Lost and found: unexpected revelations about food and money

From Jackie Cantwell
Author:  Geneen  Roth
Lost and found: unexpected revelations about food and money
Well-known author Geneen Roth was another victim of Bernie Madoff’s investment scheme. What may differentiate her from other victims is her ability to lay bare her deep-seated, once subconscious beliefs about money and share these hard-earned truths with the reader. Her father’s entire family was killed in the Holocaust. Since he felt that God failed him and his family, he trusted no one and his life was dedicated to accumulating wealth and material things. As a young woman, Geneen was torn between wanting independence and depending on her father’s largesse for all her expenses. Geneen draws the parallel between our relationship with our fathers, our money, our choice of mates, and even our relationship with food. She encourages us to see if how we’re actually handling our finances jibes with our concern for the environment, our values, and our responsibilities to our families. She warns us that being willfully ignorant of our relationship with money, as she once was, can have dire consequences to our very souls.

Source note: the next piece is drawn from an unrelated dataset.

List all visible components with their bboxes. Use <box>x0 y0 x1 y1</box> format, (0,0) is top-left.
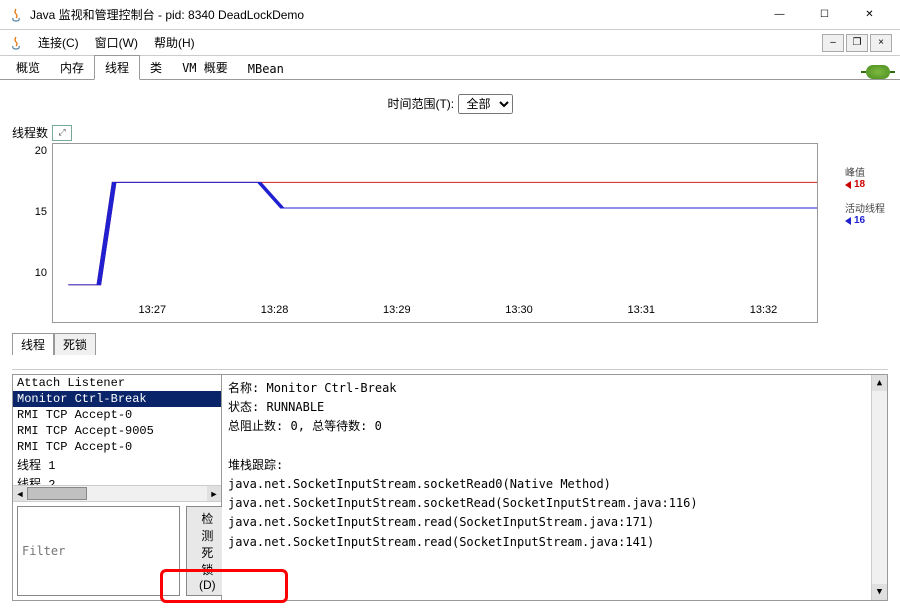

Don’t Let’s Go to the Dogs Tonight

From Catherine Given
author: Fuller, Alexandra
Don’t Let’s Go to the Dogs Tonight
Fuller weaves a colorful, disturbing, and finally inspiring story of her
childhood in Africa. This story makes Isak Dinesen’s “Out of Africa” (“which I also loved”) “seem like Pollyanna.” Gritty, suspenseful and at times gory, this story is like a defibrillator for the cushy, suburban heart.  In true and perceptive detail, “Don’t Let’s Go to the Dogs Tonight” depicts Fuller’s early life as a bright and gutsy white girl growing up at the mercy of her idiosyncratic homesteader parents in mid-19th-Century southern and central Africa.  I marveled at her ability to recall with meaningful understanding events that she had experienced as a pre-teen.  We see the family’s life in an Africa resplendent with natural beauty yet raw in its relentless intensity amid political unrest.  Not only are members of the family devoured by insects, and subject to bouts of malaria –they face overwhelming challenges, including for one period, mistreatment due to extreme racial prejudice as the only whites in the region.  Their lifestyle is also deeply affected by the mother’s alcoholism, which worsens as tragedy repeatedly strikes. I couldn’t put it down.